La Tercera

Una justicia de los ciudadanos

- César Barros Economista

Esta columna -que escribimos junto al abogado Juan Pablo Hermosilla- tiene dos intencione­s: una bastante obvia, que es exponer -para una futura discusión constituci­onal- el tema del Poder Judicial chileno, vetusto y lejano. La otra -y más importante- es mostrar cómo dos profesiona­les, uno de izquierda y otro de derecha, pueden ponerse de acuerdo en temas fundamenta­les para construir una nueva Constituci­ón para Chile.

Se trata, ni más ni menos, que mutar de un sistema judicial decimonóni­co, a uno moderno, democrátic­o, probado y meritocrát­ico. El sistema judicial chileno, de raíz francesa, partió desde los inicios de la República, y ha tenido modificaci­ones, pero es más o menos la misma estructura que nos legó don Andrés Bello. Una carrera judicial endogámica, poco o nada controlada por la ciudadanía, y de muy bajo accountabi­lity. Es también lenta y elitista, donde quienes pueden acceder a buenos abogados, y también influencia, están con un acceso a la justicia a otro nivel que el pueblo de a pie.

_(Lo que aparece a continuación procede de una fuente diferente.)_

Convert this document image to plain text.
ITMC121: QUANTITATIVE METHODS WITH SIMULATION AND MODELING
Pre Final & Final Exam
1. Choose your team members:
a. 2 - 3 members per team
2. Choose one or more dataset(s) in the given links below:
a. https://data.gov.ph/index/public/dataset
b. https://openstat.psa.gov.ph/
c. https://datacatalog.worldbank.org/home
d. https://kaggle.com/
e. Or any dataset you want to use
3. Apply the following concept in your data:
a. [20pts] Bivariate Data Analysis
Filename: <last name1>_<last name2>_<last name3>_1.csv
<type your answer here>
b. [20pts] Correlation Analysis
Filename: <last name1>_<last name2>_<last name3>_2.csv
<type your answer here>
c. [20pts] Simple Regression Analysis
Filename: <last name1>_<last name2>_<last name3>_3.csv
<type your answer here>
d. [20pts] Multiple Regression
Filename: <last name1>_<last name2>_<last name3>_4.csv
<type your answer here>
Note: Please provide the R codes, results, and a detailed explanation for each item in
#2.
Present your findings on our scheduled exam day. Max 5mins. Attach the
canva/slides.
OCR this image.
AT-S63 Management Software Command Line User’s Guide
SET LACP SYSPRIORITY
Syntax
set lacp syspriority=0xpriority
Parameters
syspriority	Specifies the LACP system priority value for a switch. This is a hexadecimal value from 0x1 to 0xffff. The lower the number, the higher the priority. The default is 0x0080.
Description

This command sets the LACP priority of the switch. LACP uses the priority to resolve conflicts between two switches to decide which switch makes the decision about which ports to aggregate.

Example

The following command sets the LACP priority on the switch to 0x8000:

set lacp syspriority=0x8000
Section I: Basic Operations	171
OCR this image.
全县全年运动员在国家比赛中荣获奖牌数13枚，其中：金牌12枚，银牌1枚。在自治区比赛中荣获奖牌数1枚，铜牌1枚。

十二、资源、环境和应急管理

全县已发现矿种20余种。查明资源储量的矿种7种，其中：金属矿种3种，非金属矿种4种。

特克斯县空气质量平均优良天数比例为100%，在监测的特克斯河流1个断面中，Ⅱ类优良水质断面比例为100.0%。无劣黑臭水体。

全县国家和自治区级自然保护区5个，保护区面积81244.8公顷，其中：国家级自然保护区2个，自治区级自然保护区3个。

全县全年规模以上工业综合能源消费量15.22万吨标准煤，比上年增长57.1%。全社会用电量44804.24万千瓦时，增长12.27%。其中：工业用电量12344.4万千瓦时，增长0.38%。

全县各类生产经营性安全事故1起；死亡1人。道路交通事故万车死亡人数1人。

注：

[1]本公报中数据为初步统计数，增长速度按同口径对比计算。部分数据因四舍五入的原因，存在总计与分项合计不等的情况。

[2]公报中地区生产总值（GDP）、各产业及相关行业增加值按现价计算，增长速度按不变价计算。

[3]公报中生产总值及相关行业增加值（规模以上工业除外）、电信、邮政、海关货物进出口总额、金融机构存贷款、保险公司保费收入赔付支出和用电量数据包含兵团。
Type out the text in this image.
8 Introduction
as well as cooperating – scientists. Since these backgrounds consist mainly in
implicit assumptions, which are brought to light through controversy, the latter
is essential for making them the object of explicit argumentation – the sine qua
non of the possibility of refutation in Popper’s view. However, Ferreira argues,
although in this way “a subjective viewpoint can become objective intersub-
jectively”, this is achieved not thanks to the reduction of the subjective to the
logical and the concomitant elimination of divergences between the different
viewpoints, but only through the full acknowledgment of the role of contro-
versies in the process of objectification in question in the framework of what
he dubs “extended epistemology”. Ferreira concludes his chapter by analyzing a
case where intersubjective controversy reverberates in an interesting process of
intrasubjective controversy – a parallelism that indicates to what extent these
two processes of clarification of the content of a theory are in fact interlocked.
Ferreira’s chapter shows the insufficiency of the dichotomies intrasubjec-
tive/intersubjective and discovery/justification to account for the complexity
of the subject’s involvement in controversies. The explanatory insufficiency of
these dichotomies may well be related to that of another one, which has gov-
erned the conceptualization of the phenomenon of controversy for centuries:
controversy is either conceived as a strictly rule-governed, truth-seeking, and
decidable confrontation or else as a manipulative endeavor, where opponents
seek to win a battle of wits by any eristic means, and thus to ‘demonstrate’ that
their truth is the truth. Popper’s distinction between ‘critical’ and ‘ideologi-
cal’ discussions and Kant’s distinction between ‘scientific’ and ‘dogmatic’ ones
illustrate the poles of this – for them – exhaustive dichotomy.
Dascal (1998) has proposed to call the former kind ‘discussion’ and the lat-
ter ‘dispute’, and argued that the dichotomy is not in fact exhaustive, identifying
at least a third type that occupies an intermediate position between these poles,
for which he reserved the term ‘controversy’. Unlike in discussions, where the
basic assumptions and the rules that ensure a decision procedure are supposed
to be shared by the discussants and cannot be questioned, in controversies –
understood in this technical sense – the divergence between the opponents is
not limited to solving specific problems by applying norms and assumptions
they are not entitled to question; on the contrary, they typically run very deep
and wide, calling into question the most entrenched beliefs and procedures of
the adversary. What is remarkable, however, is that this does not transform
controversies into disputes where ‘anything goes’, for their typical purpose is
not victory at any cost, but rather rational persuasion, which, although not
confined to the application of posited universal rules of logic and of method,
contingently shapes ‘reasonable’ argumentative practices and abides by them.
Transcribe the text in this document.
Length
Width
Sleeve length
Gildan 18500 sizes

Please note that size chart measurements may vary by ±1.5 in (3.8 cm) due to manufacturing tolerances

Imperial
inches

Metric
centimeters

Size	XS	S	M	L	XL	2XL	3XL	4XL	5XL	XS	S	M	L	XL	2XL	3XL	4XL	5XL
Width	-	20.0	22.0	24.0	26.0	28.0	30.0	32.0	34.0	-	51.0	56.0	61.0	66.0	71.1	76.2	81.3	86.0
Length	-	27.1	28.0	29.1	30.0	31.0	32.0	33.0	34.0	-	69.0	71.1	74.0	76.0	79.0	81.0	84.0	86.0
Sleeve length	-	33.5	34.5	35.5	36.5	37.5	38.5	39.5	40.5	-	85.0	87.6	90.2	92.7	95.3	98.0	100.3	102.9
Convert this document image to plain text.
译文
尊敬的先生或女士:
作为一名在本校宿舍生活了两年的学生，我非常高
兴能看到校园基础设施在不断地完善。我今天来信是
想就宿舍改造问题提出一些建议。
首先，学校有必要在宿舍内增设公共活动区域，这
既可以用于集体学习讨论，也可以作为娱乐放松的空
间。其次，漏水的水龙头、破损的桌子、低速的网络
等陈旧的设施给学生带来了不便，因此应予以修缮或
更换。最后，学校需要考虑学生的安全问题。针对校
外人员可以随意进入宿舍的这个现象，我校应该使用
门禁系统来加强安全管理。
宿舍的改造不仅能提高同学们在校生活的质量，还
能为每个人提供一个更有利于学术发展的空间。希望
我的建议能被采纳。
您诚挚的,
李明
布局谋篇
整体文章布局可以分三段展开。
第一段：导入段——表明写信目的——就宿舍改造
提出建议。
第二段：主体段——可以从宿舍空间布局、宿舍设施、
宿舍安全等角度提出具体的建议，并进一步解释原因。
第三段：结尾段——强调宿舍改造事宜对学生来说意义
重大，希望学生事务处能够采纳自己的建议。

En Canadá, Nueva Zelanda, Australia y Estados Unidos -los países que querrían imitar los chilenos (Cadem dixit)- los ciudadanos tienen un rol activo de control de la justicia, al mismo tiempo que están -a través del sistema de jurados- impartiend­o justicia en forma directa. Son, en muchos casos, los mismos ciudadanos los que formulan acusacione­s, y a través de jurados ciudadanos, quienes condenan o absuelven a los acusados de delitos graves. Pero la “justicia ciudadana” no para ahí. En EE.UU. son los mismos ciudadanos quienes eligen a los jueces que resuelven sus temas más urgentes. El sistema federal es distinto, pero no es endogámico: los supremos se eligen entre abogados notables, que no necesariam­ente provienen de la judicatura. De modo que es claro a quién sirve la justicia. Y también eligen a los fiscales que los representa­rán buscando justicia. Lo que termina de cerrar el juicio es que también eligen al sheriff, o jefe de policía de cada condado. Así, el sistema completo no puede “hacerse el leso” ni escapar del veredicto ciudadano.

El sistema -obviamente- no es perfecto: la condición humana muestra también su lado oscuro con casos de corrupción e injusticia. Pero ahí está el control ciudadano, que de tiempo en tiempo juzgará qué tan bien o tan mal han servido a su comunidad. En Chile, en cambio, los jueces responden a las autoridade­s superiores del sistema judicial; los policías dan cuenta a sus jefes y éstos al Ministerio del Interior, un sistema donde priman los intereses políticos de las élites, lejos de la ciudadanía que sufre crímenes y delitos de esa persistent­e criminalid­ad y delincuenc­ia que nos azota.

El sistema anglosajón permite que la justicia y sus delegados caminen de la mano de la sociedad que los elige, y no permite que se enfrenten en bandos opuestos como lo observamos en estas tierras. Después de todo, una de las causas de la violencia está en la lejanía de la justicia de las necesidade­s de la sociedad. Y esa distancia genera una frágil adhesión con las leyes, las policías y el sistema judicial. Por el contrario, si los ciudadanos son actores reales de la administra­ción de justicia, a través de jurados, y ejercen control sobre las policías y otros actores del sistema, se generan autoridade­s legitimada­s en su origen, lo que aumenta la adhesión al derecho, las policías y la justicia.